Animals in the vehicle-treated group had the highest scores peaking at two dpi, while those receiving the combination treatment scored the lowest scores.
The AUC analysis showed a significant difference between the vehicle-treated group and the group receiving the combination therapy. For instance, the results of subgenomic E(sgE)-based reverse transcription-polymerase chain reaction (RT-PCR), which indicated active SARS-CoV-2 replication, showed lower infectious viral titers at one dpi in all treated groups than the vehicle-treated group. Also, sgE viral RNA loads in the nasal swabs remained significantly lower in the combination therapy group for the entire study.

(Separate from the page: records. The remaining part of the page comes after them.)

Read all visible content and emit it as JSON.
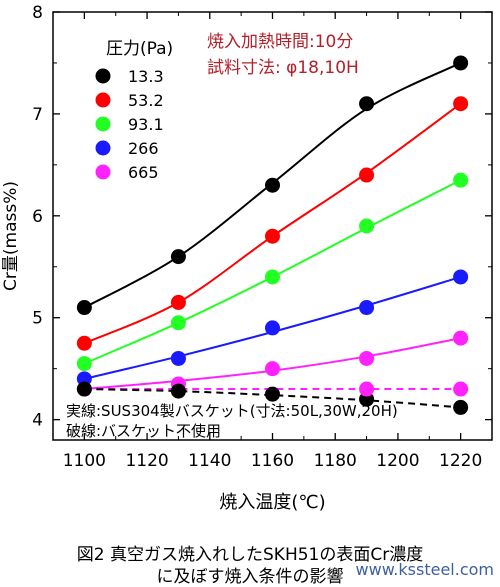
{
  "chart_data": {
    "type": "line",
    "xlabel": "焼入温度(℃)",
    "ylabel": "Cr量(mass%)",
    "xlim": [
      1090,
      1230
    ],
    "ylim": [
      3.8,
      8
    ],
    "xticks": [
      1100,
      1120,
      1140,
      1160,
      1180,
      1200,
      1220
    ],
    "yticks": [
      4,
      5,
      6,
      7,
      8
    ],
    "grid": false,
    "legend": {
      "title": "圧力(Pa)",
      "position": "top-left"
    },
    "annotations": {
      "condition_line1": "焼入加熱時間:10分",
      "condition_line2": "試料寸法: φ18,10H",
      "note_line1": "実線:SUS304製バスケット(寸法:50L,30W,20H)",
      "note_line2": "破線:バスケット不使用"
    },
    "x": [
      1100,
      1130,
      1160,
      1190,
      1220
    ],
    "series": [
      {
        "name": "13.3",
        "color": "#000000",
        "style": "solid",
        "values": [
          5.1,
          5.6,
          6.3,
          7.1,
          7.5
        ],
        "fit": [
          5.1,
          5.6,
          6.32,
          7.05,
          7.5
        ]
      },
      {
        "name": "53.2",
        "color": "#ff0000",
        "style": "solid",
        "values": [
          4.75,
          5.15,
          5.8,
          6.4,
          7.1
        ],
        "fit": [
          4.75,
          5.15,
          5.8,
          6.42,
          7.1
        ]
      },
      {
        "name": "93.1",
        "color": "#22ff22",
        "style": "solid",
        "values": [
          4.55,
          4.95,
          5.4,
          5.9,
          6.35
        ],
        "fit": [
          4.55,
          4.95,
          5.4,
          5.88,
          6.35
        ]
      },
      {
        "name": "266",
        "color": "#1a1aff",
        "style": "solid",
        "values": [
          4.4,
          4.6,
          4.9,
          5.1,
          5.4
        ],
        "fit": [
          4.4,
          4.62,
          4.86,
          5.12,
          5.4
        ]
      },
      {
        "name": "665",
        "color": "#ff22ff",
        "style": "solid",
        "values": [
          4.3,
          4.35,
          4.5,
          4.6,
          4.8
        ],
        "fit": [
          4.3,
          4.38,
          4.48,
          4.62,
          4.8
        ]
      }
    ],
    "dashed_lines": [
      {
        "color": "#ff22ff",
        "x": [
          1100,
          1220
        ],
        "values": [
          4.3,
          4.3
        ]
      },
      {
        "color": "#000000",
        "x": [
          1100,
          1130,
          1160,
          1190,
          1220
        ],
        "values": [
          4.3,
          4.28,
          4.24,
          4.19,
          4.12
        ]
      }
    ],
    "dashed_points": [
      {
        "color": "#000000",
        "x": [
          1100,
          1130,
          1160,
          1190,
          1220
        ],
        "values": [
          4.3,
          4.28,
          4.25,
          4.2,
          4.12
        ]
      },
      {
        "color": "#ff22ff",
        "x": [
          1190,
          1220
        ],
        "values": [
          4.3,
          4.3
        ]
      }
    ]
  },
  "caption": {
    "line1": "図2  真空ガス焼入れしたSKH51の表面Cr濃度",
    "line2": "に及ぼす焼入条件の影響"
  },
  "watermark": "www.kssteel.com"
}
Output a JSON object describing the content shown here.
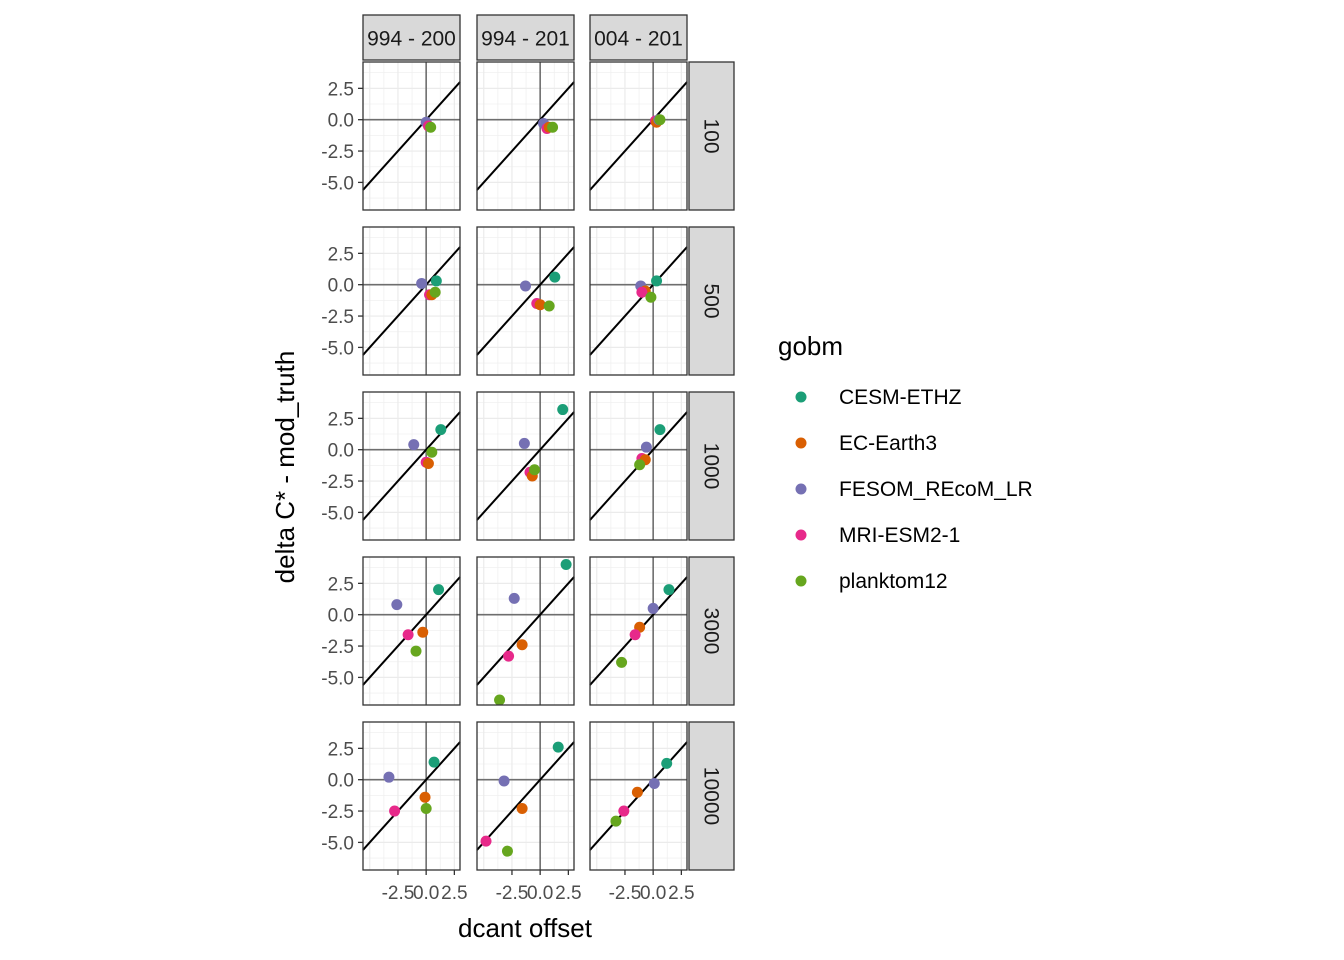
{
  "chart_data": {
    "type": "scatter",
    "xlabel": "dcant offset",
    "ylabel": "delta C* - mod_truth",
    "column_strips": [
      "994 - 200",
      "994 - 201",
      "004 - 201"
    ],
    "row_strips": [
      "100",
      "500",
      "1000",
      "3000",
      "10000"
    ],
    "xlim": [
      -5.6,
      3.0
    ],
    "ylim": [
      -7.2,
      4.6
    ],
    "x_ticks": [
      -2.5,
      0.0,
      2.5
    ],
    "x_tick_labels": [
      "-2.5",
      "0.0",
      "2.5"
    ],
    "y_ticks": [
      2.5,
      0.0,
      -2.5,
      -5.0
    ],
    "y_tick_labels": [
      "2.5",
      "0.0",
      "-2.5",
      "-5.0"
    ],
    "reference_line": "y = x",
    "grid": true,
    "legend": {
      "title": "gobm",
      "position": "right",
      "entries": [
        {
          "name": "CESM-ETHZ",
          "color": "#1b9e77"
        },
        {
          "name": "EC-Earth3",
          "color": "#d95f02"
        },
        {
          "name": "FESOM_REcoM_LR",
          "color": "#7570b3"
        },
        {
          "name": "MRI-ESM2-1",
          "color": "#e7298a"
        },
        {
          "name": "planktom12",
          "color": "#66a61e"
        }
      ]
    },
    "panels": [
      {
        "row": "100",
        "col": "994 - 200",
        "points": [
          {
            "series": "FESOM_REcoM_LR",
            "x": 0.0,
            "y": -0.2
          },
          {
            "series": "MRI-ESM2-1",
            "x": 0.2,
            "y": -0.5
          },
          {
            "series": "planktom12",
            "x": 0.4,
            "y": -0.6
          }
        ]
      },
      {
        "row": "100",
        "col": "994 - 201",
        "points": [
          {
            "series": "FESOM_REcoM_LR",
            "x": 0.3,
            "y": -0.3
          },
          {
            "series": "MRI-ESM2-1",
            "x": 0.6,
            "y": -0.7
          },
          {
            "series": "EC-Earth3",
            "x": 0.8,
            "y": -0.6
          },
          {
            "series": "planktom12",
            "x": 1.1,
            "y": -0.6
          }
        ]
      },
      {
        "row": "100",
        "col": "004 - 201",
        "points": [
          {
            "series": "MRI-ESM2-1",
            "x": 0.2,
            "y": -0.1
          },
          {
            "series": "EC-Earth3",
            "x": 0.3,
            "y": -0.2
          },
          {
            "series": "FESOM_REcoM_LR",
            "x": 0.5,
            "y": 0.0
          },
          {
            "series": "planktom12",
            "x": 0.6,
            "y": 0.0
          }
        ]
      },
      {
        "row": "500",
        "col": "994 - 200",
        "points": [
          {
            "series": "FESOM_REcoM_LR",
            "x": -0.4,
            "y": 0.1
          },
          {
            "series": "CESM-ETHZ",
            "x": 0.9,
            "y": 0.3
          },
          {
            "series": "MRI-ESM2-1",
            "x": 0.3,
            "y": -0.8
          },
          {
            "series": "EC-Earth3",
            "x": 0.5,
            "y": -0.8
          },
          {
            "series": "planktom12",
            "x": 0.8,
            "y": -0.6
          }
        ]
      },
      {
        "row": "500",
        "col": "994 - 201",
        "points": [
          {
            "series": "FESOM_REcoM_LR",
            "x": -1.3,
            "y": -0.1
          },
          {
            "series": "CESM-ETHZ",
            "x": 1.3,
            "y": 0.6
          },
          {
            "series": "MRI-ESM2-1",
            "x": -0.3,
            "y": -1.5
          },
          {
            "series": "EC-Earth3",
            "x": 0.0,
            "y": -1.6
          },
          {
            "series": "planktom12",
            "x": 0.8,
            "y": -1.7
          }
        ]
      },
      {
        "row": "500",
        "col": "004 - 201",
        "points": [
          {
            "series": "FESOM_REcoM_LR",
            "x": -1.1,
            "y": -0.1
          },
          {
            "series": "CESM-ETHZ",
            "x": 0.3,
            "y": 0.3
          },
          {
            "series": "EC-Earth3",
            "x": -0.7,
            "y": -0.5
          },
          {
            "series": "MRI-ESM2-1",
            "x": -1.0,
            "y": -0.6
          },
          {
            "series": "planktom12",
            "x": -0.2,
            "y": -1.0
          }
        ]
      },
      {
        "row": "1000",
        "col": "994 - 200",
        "points": [
          {
            "series": "FESOM_REcoM_LR",
            "x": -1.1,
            "y": 0.4
          },
          {
            "series": "CESM-ETHZ",
            "x": 1.3,
            "y": 1.6
          },
          {
            "series": "planktom12",
            "x": 0.5,
            "y": -0.2
          },
          {
            "series": "MRI-ESM2-1",
            "x": 0.0,
            "y": -1.0
          },
          {
            "series": "EC-Earth3",
            "x": 0.2,
            "y": -1.1
          }
        ]
      },
      {
        "row": "1000",
        "col": "994 - 201",
        "points": [
          {
            "series": "FESOM_REcoM_LR",
            "x": -1.4,
            "y": 0.5
          },
          {
            "series": "CESM-ETHZ",
            "x": 2.0,
            "y": 3.2
          },
          {
            "series": "MRI-ESM2-1",
            "x": -0.9,
            "y": -1.8
          },
          {
            "series": "EC-Earth3",
            "x": -0.7,
            "y": -2.1
          },
          {
            "series": "planktom12",
            "x": -0.5,
            "y": -1.6
          }
        ]
      },
      {
        "row": "1000",
        "col": "004 - 201",
        "points": [
          {
            "series": "CESM-ETHZ",
            "x": 0.6,
            "y": 1.6
          },
          {
            "series": "FESOM_REcoM_LR",
            "x": -0.6,
            "y": 0.2
          },
          {
            "series": "MRI-ESM2-1",
            "x": -1.0,
            "y": -0.7
          },
          {
            "series": "EC-Earth3",
            "x": -0.7,
            "y": -0.8
          },
          {
            "series": "planktom12",
            "x": -1.2,
            "y": -1.2
          }
        ]
      },
      {
        "row": "3000",
        "col": "994 - 200",
        "points": [
          {
            "series": "FESOM_REcoM_LR",
            "x": -2.6,
            "y": 0.8
          },
          {
            "series": "CESM-ETHZ",
            "x": 1.1,
            "y": 2.0
          },
          {
            "series": "EC-Earth3",
            "x": -0.3,
            "y": -1.4
          },
          {
            "series": "MRI-ESM2-1",
            "x": -1.6,
            "y": -1.6
          },
          {
            "series": "planktom12",
            "x": -0.9,
            "y": -2.9
          }
        ]
      },
      {
        "row": "3000",
        "col": "994 - 201",
        "points": [
          {
            "series": "CESM-ETHZ",
            "x": 2.3,
            "y": 4.0
          },
          {
            "series": "FESOM_REcoM_LR",
            "x": -2.3,
            "y": 1.3
          },
          {
            "series": "EC-Earth3",
            "x": -1.6,
            "y": -2.4
          },
          {
            "series": "MRI-ESM2-1",
            "x": -2.8,
            "y": -3.3
          },
          {
            "series": "planktom12",
            "x": -3.6,
            "y": -6.8
          }
        ]
      },
      {
        "row": "3000",
        "col": "004 - 201",
        "points": [
          {
            "series": "CESM-ETHZ",
            "x": 1.4,
            "y": 2.0
          },
          {
            "series": "FESOM_REcoM_LR",
            "x": 0.0,
            "y": 0.5
          },
          {
            "series": "EC-Earth3",
            "x": -1.2,
            "y": -1.0
          },
          {
            "series": "MRI-ESM2-1",
            "x": -1.6,
            "y": -1.6
          },
          {
            "series": "planktom12",
            "x": -2.8,
            "y": -3.8
          }
        ]
      },
      {
        "row": "10000",
        "col": "994 - 200",
        "points": [
          {
            "series": "FESOM_REcoM_LR",
            "x": -3.3,
            "y": 0.2
          },
          {
            "series": "CESM-ETHZ",
            "x": 0.7,
            "y": 1.4
          },
          {
            "series": "EC-Earth3",
            "x": -0.1,
            "y": -1.4
          },
          {
            "series": "MRI-ESM2-1",
            "x": -2.8,
            "y": -2.5
          },
          {
            "series": "planktom12",
            "x": 0.0,
            "y": -2.3
          }
        ]
      },
      {
        "row": "10000",
        "col": "994 - 201",
        "points": [
          {
            "series": "CESM-ETHZ",
            "x": 1.6,
            "y": 2.6
          },
          {
            "series": "FESOM_REcoM_LR",
            "x": -3.2,
            "y": -0.1
          },
          {
            "series": "EC-Earth3",
            "x": -1.6,
            "y": -2.3
          },
          {
            "series": "MRI-ESM2-1",
            "x": -4.8,
            "y": -4.9
          },
          {
            "series": "planktom12",
            "x": -2.9,
            "y": -5.7
          }
        ]
      },
      {
        "row": "10000",
        "col": "004 - 201",
        "points": [
          {
            "series": "CESM-ETHZ",
            "x": 1.2,
            "y": 1.3
          },
          {
            "series": "FESOM_REcoM_LR",
            "x": 0.1,
            "y": -0.3
          },
          {
            "series": "EC-Earth3",
            "x": -1.4,
            "y": -1.0
          },
          {
            "series": "MRI-ESM2-1",
            "x": -2.6,
            "y": -2.5
          },
          {
            "series": "planktom12",
            "x": -3.3,
            "y": -3.3
          }
        ]
      }
    ]
  }
}
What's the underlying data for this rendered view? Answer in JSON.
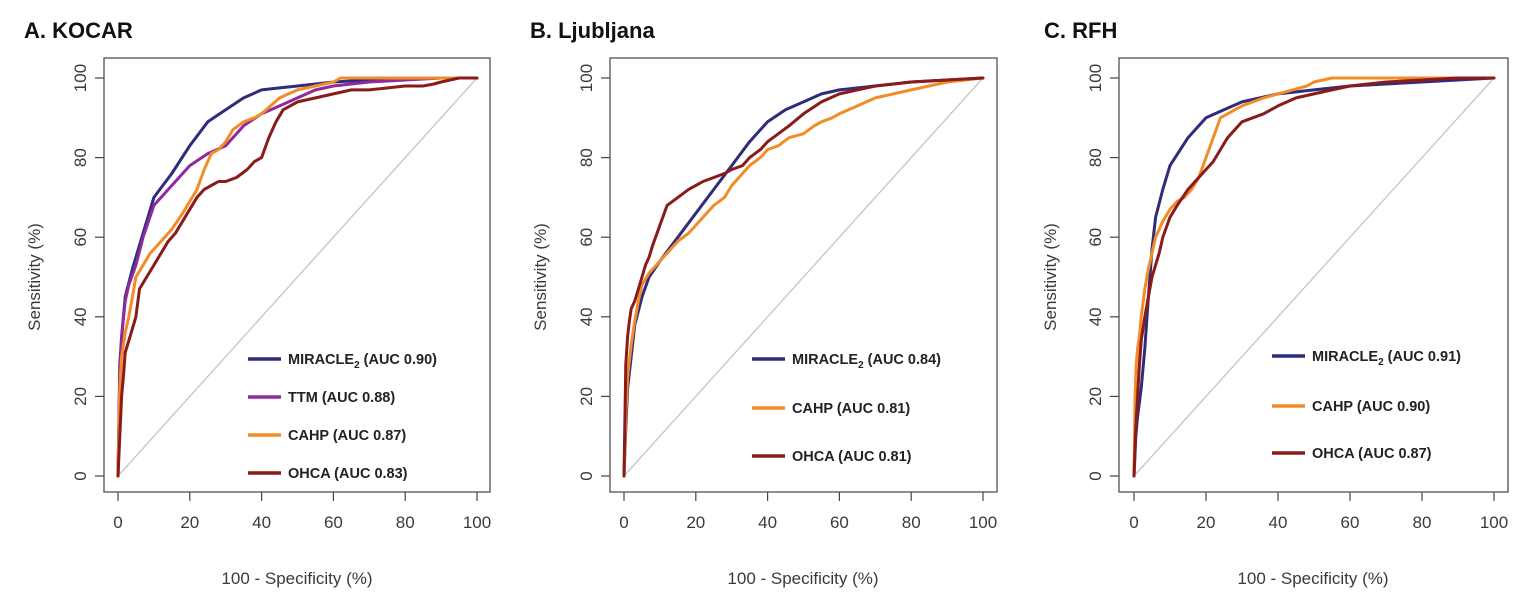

The AUC analysis of the bronchoalveolar lavages (BALs) also revealed a significant difference between the vehicle-treated and combination-treated groups. Infectious viral titers in the BAL samples were lower in all treatment groups at one and two dpi compared to the vehicle-treated group. Also, the effect of combination therapy was significantly lower than the vehicle-treated controls at one dpi.
Furthermore, animals receiving PF-07321332 and the combination therapy had lower levels of sgE ribonucleic acid (RNA) viral loads in the lungs. However, at four dpi, infectious viral titers in the lungs diminished across all the treatment groups. Combination therapy also reduced pneumonia, with only one of five animals displaying minimal lesions in two lung lobes.
While 800mg oral molnupiravir was prescribed twice daily within five days of symptom onset, 300mg oral nirmatrelvir was prescribed twice daily with 100mg ritonavir. In addition, the researchers evaluated plasma levels of each pharmaceutically active compound at each clinically relevant examination point before dosing and in lung homogenates at necropsy. These evaluations confirmed the drug presence at the desired level and ensured the absence of any unanticipated drug interaction between the two treatments. Notably, the combined treatment regimen did not negatively affect the levels of each active drug.
The study findings also suggested that the combination therapy of molnupiravir and nirmatrelvir may counteract the rebound effect by promoting a shorter five-day treatment regime. Further, it might reduce the possibility of viral escape, as seen for other mutation-prone viruses, such as the hepatitis C virus.
Overall, the current study highlighted the need for continuous improvement in the dosing regimens of existing COVID-19 drugs, including molnupiravir and nirmatrelvir. Amid the continued emergence and selection of SARS-CoV-2 variants (13 identified so far), all monoclonal antibody therapies and current SARS-CoV-2 vaccines are failing because the viral spike (S) protein-based, which continues to mutate as SARS-CoV-2 evolves. However, MK-4482 and PF-07321332 work independently from the SARS-CoV-2 S protein and target SARS-CoV-2 polymerase and protease, respectively.
In addition, the mode of action of both MK-4482 and PF-07321332 is discrete; thus, combined therapy could provide a potential benefit over monotherapy. Moreover, the rhesus macaque model well-tolerated the combined administration of MK-4482 and PF-07321332 drugs with no adverse reactions, as indicated by clinical observation, blood chemistry, and hematology analyses.
bioRxiv publishes preliminary scientific reports that are not peer-reviewed and, therefore, should not be regarded as conclusive, guide clinical practice/health-related behavior, or treated as established information.